By: Matthew G. Kadey, M.Sc., R.D. | Runner's World
You just finished a run on a warm day and you're hot, tired, and thirsty. Of course you could reach for your favorite neon-hued sports drink, and there's nothing wrong with that. But runners often forget all the other options out there. In fact, research has shown that plenty of other types of beverages (some of which may already be in your refrigerator) have their own healthful qualities and can help you stay hydrated before, during, or after your run.
"Mother Nature has given us a huge range of healthy drinks," says Molly Kimball, R.D., a sports dietitian at Ochsner Elmwood Fitness Center in New Orleans. "They're refreshing and can recharge muscles and benefit performance." And (most important) they taste good, too.
When: Pre- or postrun and on easy runs less than an hour
Why: Green tea is a stellar source of catechins, antioxidants that fight heart disease and cancer. According to research, catechins can reduce muscle damage caused by exercise, and also speed recovery. A recent study found that people who had the equivalent of five cups of green tea daily for three months and exercised lost more belly fat than those who only exercised. Iced green tea is a tasty alternative to water on easy, short runs, says Leslie Bonci, R.D., director of sports nutrition at the Pittsburgh Medical Center. Plus, tea contains caffeine, which boosts speed and endurance. If you drink iced green tea often, go with unsweetened, says Kimball, to avoid taking in excess calories.
Sipping Points: Steep tea bags for at least three minutes to release more catechins. If you buy bottled, choose brands with fewer than 15 grams of sugar per eight ounces.
When: Pre- or postrun or on runs of about 60 minutes
Why: Coconut water, the clear liquid found inside the fruit, contains none of the fat found in coconut milk and has a tangy, light almond flavor. Eleven ounces contain 14 grams of sugar and 670 milligrams of potassium-way more than sports drinks. "Potassium works closely with sodium to maintain water balance and helps trigger muscles to contract and relax optimally," says Suzanne Girard Eberle, R.D., author of Endurance Sports Nutrition. Coconut water has enough carbohydrates for an hour-long run but not enough sodium for longer efforts.
Sipping Points: Coconut water, which is fat-free, comes plain or flavored with mango, orange peel, or passion fruit.
Why: The drink you loved as a kid has the ideal amount of carbohydrates and protein that tired muscles need for recovery, says Joel Stager, Ph.D., director of the department of kinesiology at Indiana University. According to a study Stager led, drinking chocolate milk postexercise speeds up recovery and increases the time it takes to reach exhaustion during a subsequent exercise session better than sports drinks. And a 2007 British study found that regular milk is better than water or a sports drink at restoring fluid levels following a bout of exercise in the heat.

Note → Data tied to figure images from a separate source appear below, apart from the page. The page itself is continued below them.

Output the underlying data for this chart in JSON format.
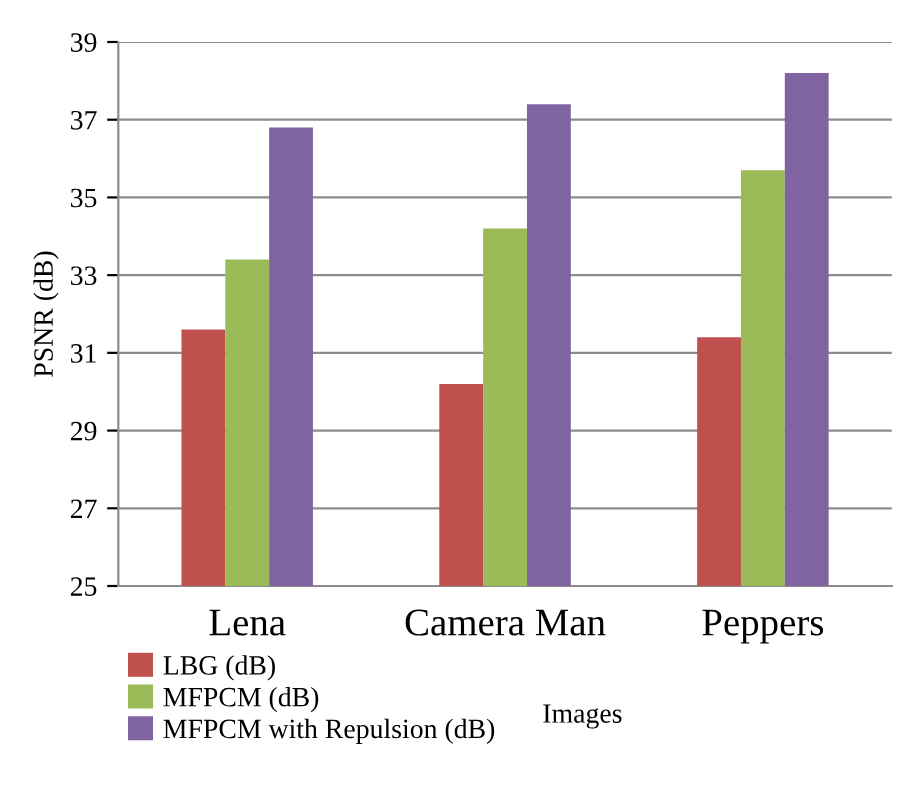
{
  "chart_data": {
    "type": "bar",
    "xlabel": "Images",
    "ylabel": "PSNR (dB)",
    "categories": [
      "Lena",
      "Camera Man",
      "Peppers"
    ],
    "series": [
      {
        "name": "LBG (dB)",
        "color": "#c0504d",
        "values": [
          31.6,
          30.2,
          31.4
        ]
      },
      {
        "name": "MFPCM (dB)",
        "color": "#9bbb59",
        "values": [
          33.4,
          34.2,
          35.7
        ]
      },
      {
        "name": "MFPCM with Repulsion (dB)",
        "color": "#8064a2",
        "values": [
          36.8,
          37.4,
          38.2
        ]
      }
    ],
    "ylim": [
      25,
      39
    ],
    "yticks": [
      25,
      27,
      29,
      31,
      33,
      35,
      37,
      39
    ],
    "grid": "y",
    "legend": "bottom left"
  }
}
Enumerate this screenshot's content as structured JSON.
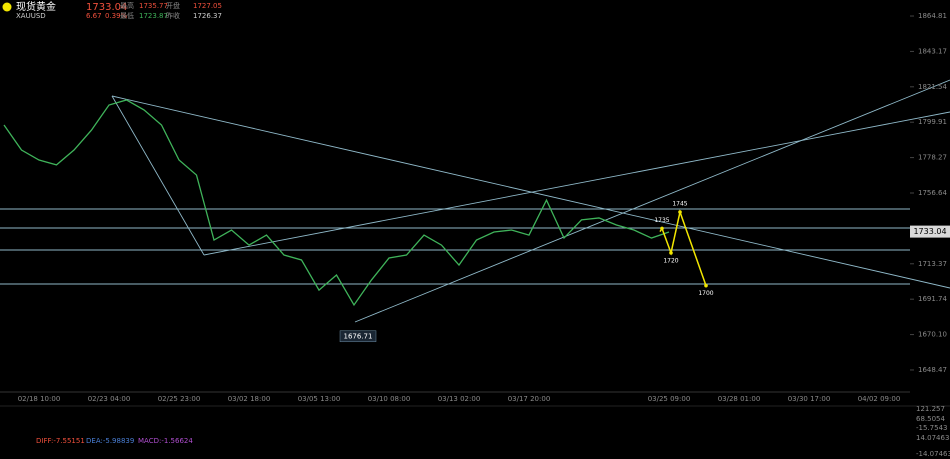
{
  "header": {
    "name": "现货黄金",
    "symbol": "XAUUSD",
    "last": 1733.04,
    "change": 6.67,
    "change_pct": "0.39%",
    "high_label": "最高",
    "high": 1735.77,
    "open_label": "开盘",
    "open": 1727.05,
    "low_label": "最低",
    "low": 1723.87,
    "prev_label": "昨收",
    "prev_close": 1726.37
  },
  "chart_data": {
    "type": "line",
    "categories": [
      null,
      null,
      "02/18 10:00",
      null,
      null,
      null,
      "02/23 04:00",
      null,
      null,
      null,
      "02/25 23:00",
      null,
      null,
      null,
      "03/02 18:00",
      null,
      null,
      null,
      "03/05 13:00",
      null,
      null,
      null,
      "03/10 08:00",
      null,
      null,
      null,
      "03/13 02:00",
      null,
      null,
      null,
      "03/17 20:00",
      null,
      null,
      null,
      null,
      null,
      null,
      null,
      "03/25 09:00",
      null,
      null,
      null,
      "03/28 01:00",
      null,
      null,
      null,
      "03/30 17:00",
      null,
      null,
      null,
      "04/02 09:00",
      null
    ],
    "series": [
      {
        "name": "XAUUSD",
        "color": "#3fb35a",
        "values": [
          1798.2,
          1782.9,
          1776.8,
          1773.8,
          1782.9,
          1795.1,
          1810.4,
          1813.5,
          1807.4,
          1798.2,
          1776.8,
          1767.6,
          1727.9,
          1734.0,
          1724.8,
          1730.9,
          1718.7,
          1715.7,
          1697.3,
          1706.5,
          1688.2,
          1703.5,
          1716.9,
          1718.7,
          1730.9,
          1724.8,
          1712.6,
          1727.9,
          1732.8,
          1734.0,
          1730.9,
          1752.3,
          1729.1,
          1740.2,
          1741.4,
          1737.1,
          1734.0,
          1729.1,
          1732.8,
          null,
          null,
          null,
          null,
          null,
          null,
          null,
          null,
          null,
          null,
          null,
          null,
          null
        ]
      }
    ],
    "ylim": [
      1635,
      1874.6
    ],
    "yticks": [
      1864.81,
      1843.17,
      1821.54,
      1799.91,
      1778.27,
      1756.64,
      1713.37,
      1691.74,
      {
        "value": 1670.1,
        "label": "1670.10"
      },
      1648.47
    ],
    "low_marker": 1676.71,
    "projection": [
      1735,
      1720,
      1745,
      1700
    ],
    "projection_color": "#f2e600"
  },
  "indicators": {
    "macd_labels": [
      "DIFF:-7.55151",
      "DEA:-5.98839",
      "MACD:-1.56624"
    ],
    "upper_axis": [
      "121.257",
      "68.5054",
      "-15.7543"
    ],
    "lower_axis": [
      "14.07463",
      "-14.07463"
    ]
  }
}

Plus, milk contains bone-strengthening vitamin D and calcium.
Sipping Points: Single-serving containers are handy for tossing into a cooler for a postrun treat and for portion control.
When: After a hard run
Why: If George Washington was more of an athlete, he never would have felled his dad's cherry tree. A study done in 2008 by British researchers found that runners who drank 16 ounces of tart cherry juice in the days before, the day of, and two days after a marathon decreased inflammation, oxidative stress, and muscle damage.
"Cherry juice is very useful for postexercise recovery," says Declan Connolly, Ph.D., professor of physical education and exercise science at the University of Vermont.
Cherries are higher in antioxidant and anti-inflammatory properties than many other types of fruit. Try drinking a cup of tart cherry juice after exercise-particularly during heavy training. But don't guzzle it like it's tap water: One cup has about 30 grams of natural sugar and 130 calories.
Sipping Points: If cherry juice is too tart for you, try a sweeter blend with cherries and other 100 percent fruit juices.
Why: Chock-full of a variety of nutrients in a concentrated package, 100 percent vegetable juice is a tasty way to get a serving or two of veggies. Those made mostly with tomatoes have lots of lycopene, an antioxidant that a British Journal of Nutrition study found protects muscles from oxidative stress caused by exercise.
Many brands have three to five times the amount of sodium and 13 to 17 times the amount of potassium in sports drinks, "which makes vegetable juice an ideal part of a postrun snack or meal that includes carbs and protein," says Kimball.
Sipping Points: Sodium levels can range from 140 to 620 milligrams in regular (non-low sodium) brands. Choose higher levels if you crave salt postrun.